The way startups usually get funded is not how entrepreneurs think. It’s not a meritocracy. It’s not like an accelerator application process, where a long list of startups is methodically whittled down to the best.
No, what really happens is that there is a trickle of dealflow that arrives each week. Some through formal screening processes, others recommended by friends and colleagues, and yet others face-to-face at industry events.
For Angels and seed funds, few of that dealflow ends with an investment.
The assumption that is overlooked by entrepreneurs is that with rare exception, it takes multiple investors to close a round. The process of gathering up those investors is what my friend meant by investorflow. She was noting that the deals that get done by our group, are not those post to us through Gust, but instead those brought forth by one member to the group, and from their across our networks to yet more investors.
A great example of how this works is a deal I’ve personally been working on for months.
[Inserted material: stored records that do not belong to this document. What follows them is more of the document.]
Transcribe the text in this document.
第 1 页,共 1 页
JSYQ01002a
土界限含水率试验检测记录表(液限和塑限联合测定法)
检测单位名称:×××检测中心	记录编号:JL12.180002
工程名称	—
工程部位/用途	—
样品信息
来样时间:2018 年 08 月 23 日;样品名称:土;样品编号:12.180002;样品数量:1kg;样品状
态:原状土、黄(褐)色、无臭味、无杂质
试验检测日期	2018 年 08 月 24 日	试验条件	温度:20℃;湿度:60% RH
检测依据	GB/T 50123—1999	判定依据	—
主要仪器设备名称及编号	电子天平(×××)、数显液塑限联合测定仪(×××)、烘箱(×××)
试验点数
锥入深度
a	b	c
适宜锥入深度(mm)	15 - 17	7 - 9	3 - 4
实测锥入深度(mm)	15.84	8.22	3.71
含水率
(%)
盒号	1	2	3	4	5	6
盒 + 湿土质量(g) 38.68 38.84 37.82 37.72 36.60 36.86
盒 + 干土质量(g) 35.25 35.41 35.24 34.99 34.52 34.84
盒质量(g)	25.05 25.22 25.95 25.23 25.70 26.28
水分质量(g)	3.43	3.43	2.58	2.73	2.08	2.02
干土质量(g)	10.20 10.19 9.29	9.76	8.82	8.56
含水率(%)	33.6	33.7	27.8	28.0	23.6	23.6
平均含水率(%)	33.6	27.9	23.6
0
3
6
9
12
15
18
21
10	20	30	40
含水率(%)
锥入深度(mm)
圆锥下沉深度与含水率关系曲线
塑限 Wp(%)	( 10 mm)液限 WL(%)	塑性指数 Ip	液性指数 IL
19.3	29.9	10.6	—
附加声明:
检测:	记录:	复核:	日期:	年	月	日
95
Last February at SANKALP in Nairobi, 30 investors and I were in a room with eight back-to-back startup pitches. A few of us liked one of the pitches, and the next day of the conference we sat down with the entrepreneur for some Q&A. Over the next few months, I dug into the financials and business model. Finally last month, I handed the results to one of the fellow investors on my trip to finish up the terms. Last week I saw him at yet-another investor pitch event. He handed me his completed 1-sheet overview of the deal, said he was investing, and asked if I was in or out. I told him I was in.
If it were up to this entrepreneur to finish off the round, the deal would be quietly die over the next few months. The entrepreneur is in Africa, and outside being invited to that pitch day in SANKALP, has little opportunity to get in front of investors. But like most deals, it’s not up to him, it’s up to us.
As soon as I confirmed I was in, I took a picture of the 1-pager, and emailed it to six friends. One responded in 10 minutes with, “I’m in too.” Another two within the next few days.
This is investorflow. It’s investors using their network to reach like-minded investors who not only have the same taste in startups, but also enough trust to know that the deal has been well screened, and the deal terms reasonable.
Back in my days raising venture capital, this is how that industry worked too. We pitched and pitched and pitched to find a lead investor, who then introduced us to a half dozen other funds who’ve they’ve co-invested with on other deals. One inevitably said yes and in the world of venture capital funds, two checks is all it takes to close a round.
The lesson here for entrepreneurs? Fundraising is painful until you find a lead investor with a lot of friends. Once you do, push that person to help you finish your round, as that is how most deals are done. Without that, it’s a slog to find investors who are not well connected, who are stuck looking for dealflow rather than having nearly-funded deals brought to them gift-wrapped and ready to go.